Five days later, Guterres received another communication with the letterhead Islamic Emirate of Afghanistan, Ministry of Foreign Affairs, signed by Amir Khan Muttaqi as minister of foreign affairs, requesting to participate in the UN gathering of world leaders.
Muttaqi said in the letter that former Afghan president Ashraf Ghani was “ousted” as of 15 August and that countries across the world no longer recognise him as president, and therefore Isaczai no longer represented Afghanistan, Dujarric said.
The Taliban said it was nominating a new UN permanent representative, Mohammad Suhail Shaheen, Dujarric said.
In cases of disputes over seats at the UN, the general assembly’s nine-member credentials committee must meet to make a decision.
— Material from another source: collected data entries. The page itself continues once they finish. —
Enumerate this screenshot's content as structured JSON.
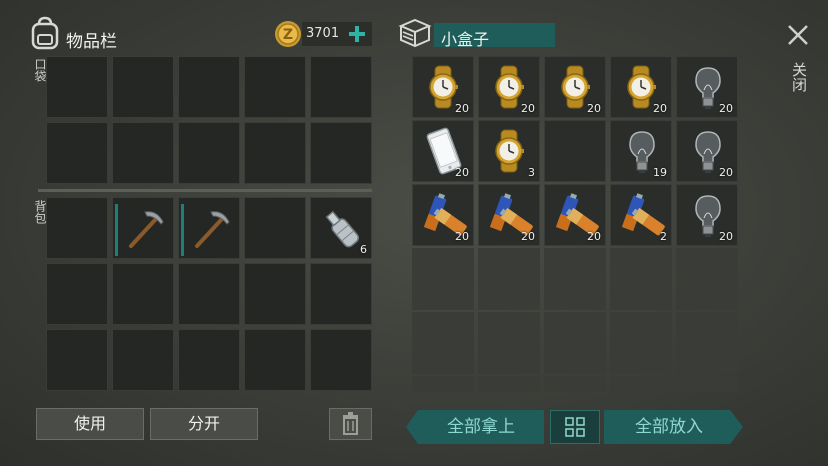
{
  "inventory": {
    "title": "物品栏",
    "coins": "3701",
    "pocket_label": "口袋",
    "backpack_label": "背包",
    "items": [
      {
        "slot": 1,
        "icon": "pickaxe-icon",
        "durability": 0.9
      },
      {
        "slot": 2,
        "icon": "pickaxe-icon",
        "durability": 0.9
      },
      {
        "slot": 4,
        "icon": "bottle-icon",
        "count": "6"
      }
    ]
  },
  "box": {
    "title": "小盒子",
    "close_label": "关闭",
    "items": [
      {
        "icon": "watch-icon",
        "count": "20"
      },
      {
        "icon": "watch-icon",
        "count": "20"
      },
      {
        "icon": "watch-icon",
        "count": "20"
      },
      {
        "icon": "watch-icon",
        "count": "20"
      },
      {
        "icon": "lightbulb-icon",
        "count": "20"
      },
      {
        "icon": "phone-icon",
        "count": "20"
      },
      {
        "icon": "watch-icon",
        "count": "3"
      },
      {
        "icon": "",
        "count": ""
      },
      {
        "icon": "lightbulb-icon",
        "count": "19"
      },
      {
        "icon": "lightbulb-icon",
        "count": "20"
      },
      {
        "icon": "battery-icon",
        "count": "20"
      },
      {
        "icon": "battery-icon",
        "count": "20"
      },
      {
        "icon": "battery-icon",
        "count": "20"
      },
      {
        "icon": "battery-icon",
        "count": "2"
      },
      {
        "icon": "lightbulb-icon",
        "count": "20"
      }
    ]
  },
  "buttons": {
    "use": "使用",
    "split": "分开",
    "take_all": "全部拿上",
    "put_all": "全部放入"
  }
}
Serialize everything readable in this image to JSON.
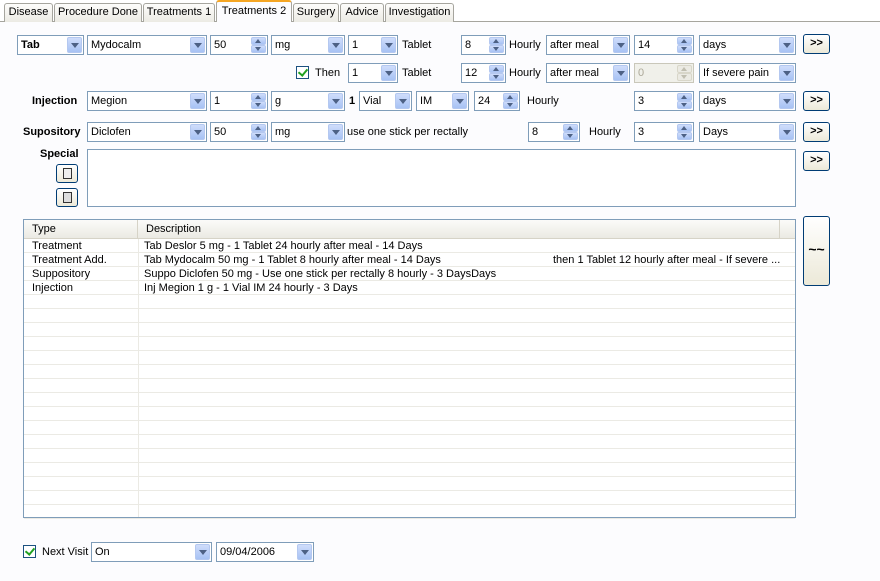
{
  "tabs": [
    {
      "label": "Disease"
    },
    {
      "label": "Procedure Done"
    },
    {
      "label": "Treatments 1"
    },
    {
      "label": "Treatments 2"
    },
    {
      "label": "Surgery"
    },
    {
      "label": "Advice"
    },
    {
      "label": "Investigation"
    }
  ],
  "active_tab": "Treatments 2",
  "tab_row": {
    "form": "Tab",
    "drug": "Mydocalm",
    "dose": "50",
    "unit": "mg",
    "qty": "1",
    "qty_label": "Tablet",
    "interval": "8",
    "interval_label": "Hourly",
    "timing": "after meal",
    "duration": "14",
    "duration_unit": "days",
    "add_button": ">>"
  },
  "then_row": {
    "then_label": "Then",
    "then_checked": true,
    "qty": "1",
    "qty_label": "Tablet",
    "interval": "12",
    "interval_label": "Hourly",
    "timing": "after meal",
    "duration": "0",
    "condition": "If severe pain"
  },
  "injection_row": {
    "label": "Injection",
    "drug": "Megion",
    "dose": "1",
    "unit": "g",
    "count": "1",
    "vial": "Vial",
    "route": "IM",
    "interval": "24",
    "interval_label": "Hourly",
    "duration": "3",
    "duration_unit": "days",
    "add_button": ">>"
  },
  "suppository_row": {
    "label": "Supository",
    "drug": "Diclofen",
    "dose": "50",
    "unit": "mg",
    "usage": "use one stick per rectally",
    "interval": "8",
    "interval_label": "Hourly",
    "duration": "3",
    "duration_unit": "Days",
    "add_button": ">>"
  },
  "special": {
    "label": "Special",
    "text": "",
    "add_button": ">>"
  },
  "grid": {
    "columns": [
      "Type",
      "Description"
    ],
    "rows": [
      {
        "type": "Treatment",
        "description": "Tab Deslor 5 mg - 1 Tablet 24 hourly after meal - 14 Days",
        "extra": ""
      },
      {
        "type": "Treatment Add.",
        "description": "Tab Mydocalm 50 mg - 1 Tablet 8 hourly after meal - 14 Days",
        "extra": "then 1 Tablet 12 hourly after meal - If severe ..."
      },
      {
        "type": "Suppository",
        "description": "Suppo Diclofen  50 mg - Use one stick per rectally 8 hourly - 3 DaysDays",
        "extra": ""
      },
      {
        "type": "Injection",
        "description": "Inj Megion  1 g - 1 Vial IM 24 hourly - 3 Days",
        "extra": ""
      }
    ]
  },
  "side_button": "~~",
  "next_visit": {
    "label": "Next Visit",
    "checked": true,
    "mode": "On",
    "date": "09/04/2006"
  }
}
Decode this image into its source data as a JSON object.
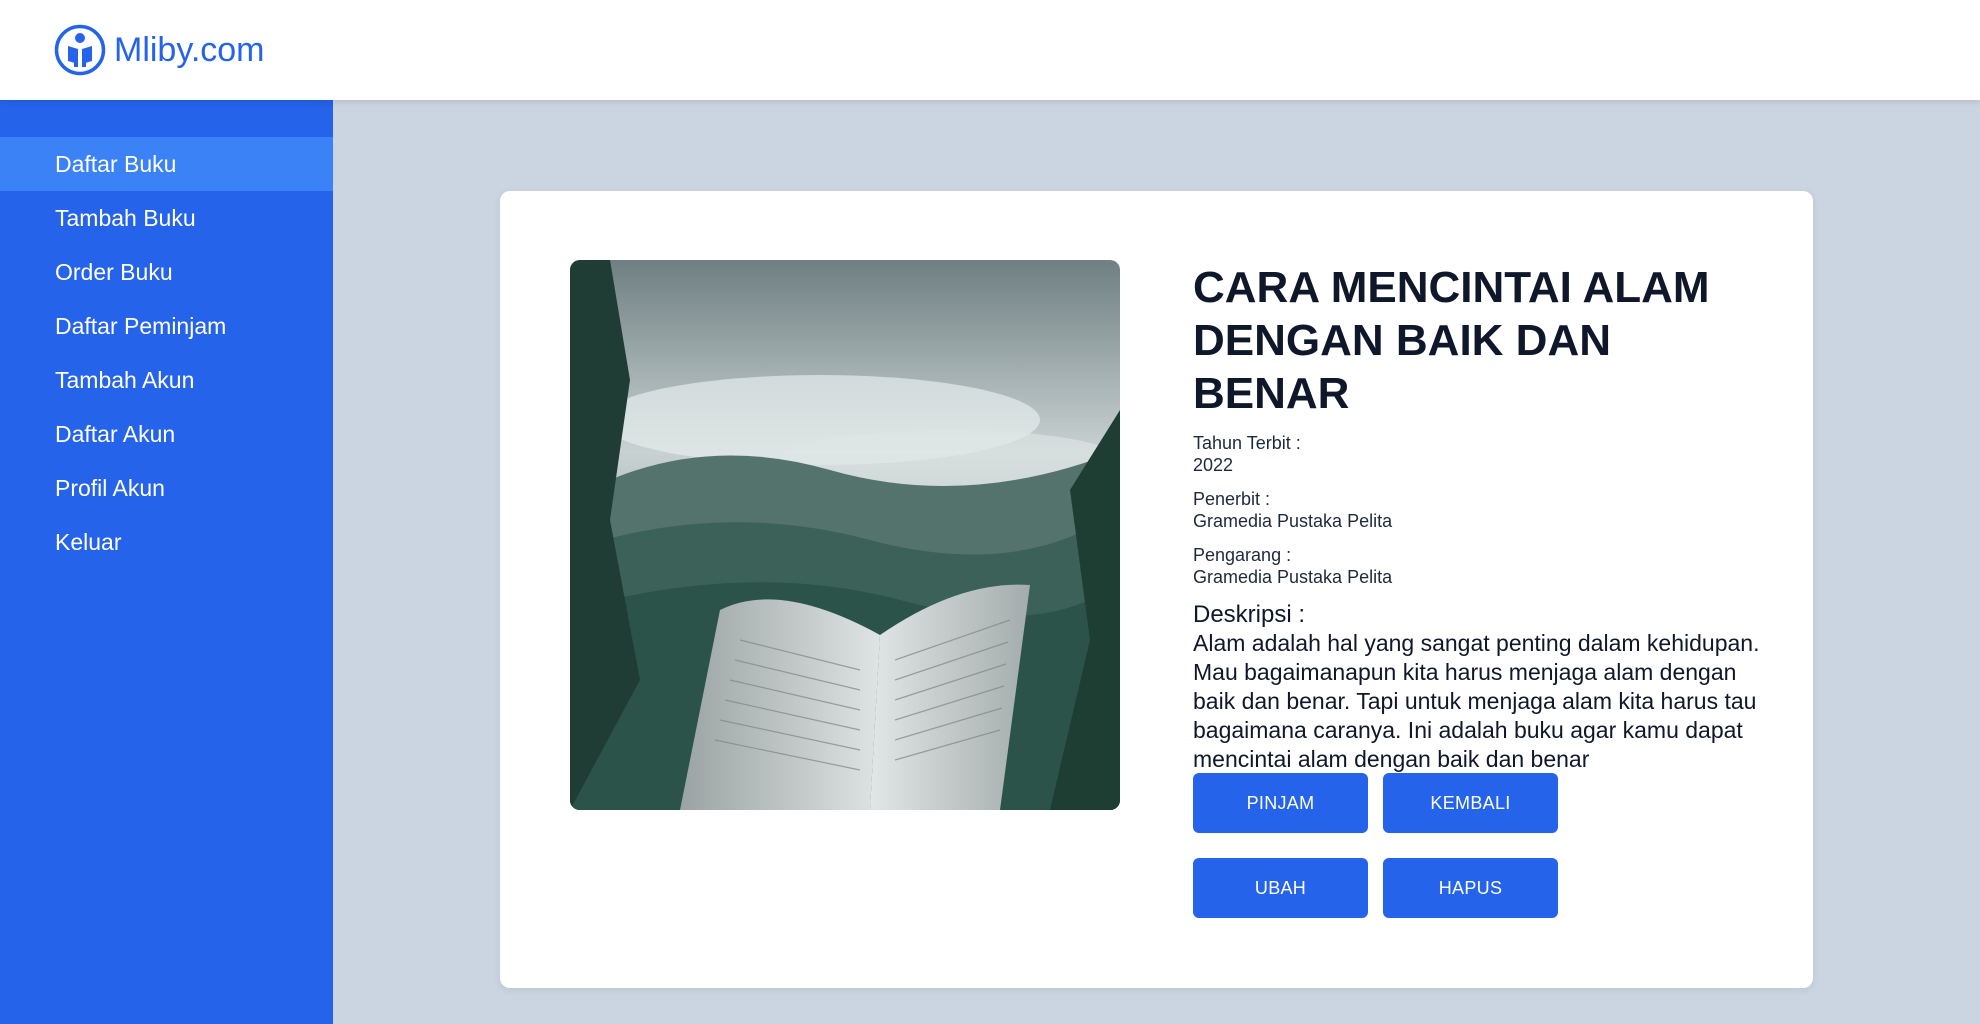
{
  "brand": {
    "name": "Mliby.com",
    "icon": "reader-logo-icon",
    "color": "#2563eb"
  },
  "sidebar": {
    "items": [
      {
        "label": "Daftar Buku",
        "active": true
      },
      {
        "label": "Tambah Buku"
      },
      {
        "label": "Order Buku"
      },
      {
        "label": "Daftar Peminjam"
      },
      {
        "label": "Tambah Akun"
      },
      {
        "label": "Daftar Akun"
      },
      {
        "label": "Profil Akun"
      },
      {
        "label": "Keluar"
      }
    ]
  },
  "book": {
    "title": "CARA MENCINTAI ALAM DENGAN BAIK DAN BENAR",
    "year_label": "Tahun Terbit :",
    "year": "2022",
    "publisher_label": "Penerbit :",
    "publisher": "Gramedia Pustaka Pelita",
    "author_label": "Pengarang :",
    "author": "Gramedia Pustaka Pelita",
    "description_label": "Deskripsi :",
    "description": "Alam adalah hal yang sangat penting dalam kehidupan. Mau bagaimanapun kita harus menjaga alam dengan baik dan benar. Tapi untuk menjaga alam kita harus tau bagaimana caranya. Ini adalah buku agar kamu dapat mencintai alam dengan baik dan benar"
  },
  "actions": {
    "borrow": "PINJAM",
    "return": "KEMBALI",
    "edit": "UBAH",
    "delete": "HAPUS"
  },
  "colors": {
    "primary": "#2563eb",
    "active_nav": "#3b82f6",
    "background": "#cbd5e1"
  }
}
Both letters have been sent to the committee, Dujarric said.
Afghanistan is scheduled to give the last speech on the final day of the high-level meeting on 27 September, but it is unclear whether the committee will meet before the end of the convocation on Monday.
The committee is made up of Russia, China, the US, Sweden, South Africa, Sierra Leone, Chile, Bhutan and the Bahamas.
Senior US State Department officials said they were aware of the Taliban’s request, but they would not predict how the committee might rule. However, one of the officials said the committee “would take some time to deliberate”, suggesting that the Taliban’s envoy would not be able to speak at the general assembly at this session, at least during the high-level leaders’ week.
The committee has in the past refrained from making a decision and instead referred it to the general assembly for a vote, a diplomatic source told AFP.
No government has yet recognised the Taliban government, first demanding that it meet commitments on human rights, but the ruling emir of Qatar, whose nation has played a pivotal role in Afghanistan, urged world leaders against turning their backs on the Taliban.